Mad Max: Fury Road
Immortan Joe (Hugh Keays-Byrne), an evil despot, rules his desert kingdom, Wasteland, in the post-apocalypse. When Imperator Furiosa (Charlize Theron) betrays him by escaping with five of his wives in hopes of reaching the Green Place, Immortan Joe releases his War Boys to hunt her down. Max (Tom Hardy), a prisoner still grieving over the loss of his wife and child, is strapped to the vehicle of Nux (Nicholas Hoult), one of the War Boys, while he's used as a human blood bag.
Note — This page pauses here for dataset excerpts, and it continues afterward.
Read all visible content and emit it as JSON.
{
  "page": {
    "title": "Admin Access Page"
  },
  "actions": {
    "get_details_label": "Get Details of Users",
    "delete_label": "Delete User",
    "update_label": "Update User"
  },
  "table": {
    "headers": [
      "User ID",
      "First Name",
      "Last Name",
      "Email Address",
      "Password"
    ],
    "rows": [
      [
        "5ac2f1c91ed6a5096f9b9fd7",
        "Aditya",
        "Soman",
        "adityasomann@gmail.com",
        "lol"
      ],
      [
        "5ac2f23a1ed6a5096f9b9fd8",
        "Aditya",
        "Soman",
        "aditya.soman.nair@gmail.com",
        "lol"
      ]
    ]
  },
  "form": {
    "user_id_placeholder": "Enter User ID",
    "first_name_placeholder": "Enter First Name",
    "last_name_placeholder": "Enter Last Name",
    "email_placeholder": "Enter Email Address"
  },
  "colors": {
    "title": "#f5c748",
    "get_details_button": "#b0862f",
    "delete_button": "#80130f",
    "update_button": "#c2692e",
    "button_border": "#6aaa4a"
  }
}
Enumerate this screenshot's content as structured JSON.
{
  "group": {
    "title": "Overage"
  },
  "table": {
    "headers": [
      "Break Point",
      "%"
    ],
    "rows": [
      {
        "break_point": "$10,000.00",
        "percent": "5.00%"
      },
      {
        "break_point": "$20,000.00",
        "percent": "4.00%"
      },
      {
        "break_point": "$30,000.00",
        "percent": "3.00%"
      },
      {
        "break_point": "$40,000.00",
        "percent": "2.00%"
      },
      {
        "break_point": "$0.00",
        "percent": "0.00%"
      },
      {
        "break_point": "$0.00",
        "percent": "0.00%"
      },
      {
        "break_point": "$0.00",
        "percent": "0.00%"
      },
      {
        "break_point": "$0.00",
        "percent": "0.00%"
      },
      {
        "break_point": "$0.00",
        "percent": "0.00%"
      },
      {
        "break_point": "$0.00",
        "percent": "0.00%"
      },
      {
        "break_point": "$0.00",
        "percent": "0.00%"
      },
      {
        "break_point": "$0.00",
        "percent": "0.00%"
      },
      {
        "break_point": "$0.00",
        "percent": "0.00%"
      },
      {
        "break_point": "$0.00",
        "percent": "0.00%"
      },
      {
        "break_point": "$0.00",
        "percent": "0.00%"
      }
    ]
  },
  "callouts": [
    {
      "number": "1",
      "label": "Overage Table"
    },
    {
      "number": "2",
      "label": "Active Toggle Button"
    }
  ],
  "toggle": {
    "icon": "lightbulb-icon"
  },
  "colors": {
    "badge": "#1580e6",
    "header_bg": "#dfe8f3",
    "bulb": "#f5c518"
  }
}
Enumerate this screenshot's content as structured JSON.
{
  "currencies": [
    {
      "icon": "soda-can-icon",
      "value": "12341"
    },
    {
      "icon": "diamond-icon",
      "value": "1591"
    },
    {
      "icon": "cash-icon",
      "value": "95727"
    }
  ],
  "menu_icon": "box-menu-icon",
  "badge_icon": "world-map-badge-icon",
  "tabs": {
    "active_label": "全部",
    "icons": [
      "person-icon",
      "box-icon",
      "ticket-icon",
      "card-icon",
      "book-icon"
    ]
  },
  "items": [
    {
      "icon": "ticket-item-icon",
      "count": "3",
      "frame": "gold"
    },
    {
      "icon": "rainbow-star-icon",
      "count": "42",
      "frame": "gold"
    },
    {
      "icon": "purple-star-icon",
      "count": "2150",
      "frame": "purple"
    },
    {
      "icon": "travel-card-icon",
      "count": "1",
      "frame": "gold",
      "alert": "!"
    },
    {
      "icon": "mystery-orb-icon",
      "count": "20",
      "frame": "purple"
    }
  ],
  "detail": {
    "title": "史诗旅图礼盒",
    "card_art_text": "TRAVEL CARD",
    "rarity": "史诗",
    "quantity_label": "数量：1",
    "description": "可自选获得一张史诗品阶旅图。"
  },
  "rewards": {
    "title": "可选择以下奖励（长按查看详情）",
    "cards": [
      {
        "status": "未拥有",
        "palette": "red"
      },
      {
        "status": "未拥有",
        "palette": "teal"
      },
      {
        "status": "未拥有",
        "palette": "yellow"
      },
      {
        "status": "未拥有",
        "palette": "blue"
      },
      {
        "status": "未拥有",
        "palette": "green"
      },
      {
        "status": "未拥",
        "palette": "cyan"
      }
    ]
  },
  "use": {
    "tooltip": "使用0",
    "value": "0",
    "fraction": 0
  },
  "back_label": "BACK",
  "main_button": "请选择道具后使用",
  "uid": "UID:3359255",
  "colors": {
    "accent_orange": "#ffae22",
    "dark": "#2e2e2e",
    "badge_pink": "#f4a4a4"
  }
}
Director/co-writer George Miller deserves praise for Mad Max: Fury Road on an aesthetic level. Everything from the stuntwork to the cinematography, sound design, set design and music provide a pure adrenaline rush not unlike the kind you would expect to feel during a roller coaster ride at an amusement park. He and his co-writers eschew exposition, so within the first 5 minutes, the film already establishes its tone and the crux of its wafer-thin plot. Miller is lucky to have the talented Charlize Theron and Tom Hardy because they make the most out of their few lines while adding a modicum of depth that's severely lacking in the screenplay. Sometimes style over substance can be forgiven, especially when style equals substance, but that's not the case here.
Unfortunately, too much of Mad Max: Fury Road feels tedious with diminishing returns after every action sequence. All of those action set pieces last too long and have an excessively fast pace thereby leading to exhaustion rather than anything along the lines of exhilaration. Miller assaults your senses so much that the film becomes an intense, over-the-top, mindless and nauseating 2-hour video game. You'll need a lot of Dramamine to endure it without getting a headache. To be fair, given that we're living in shallow times where people celebrate style over substance, it will probably end up a huge hit and as a cult classic much like the original. At its core, Mad Max: Fury is nothing more than an expensive, overlong B-movie with A-list actors.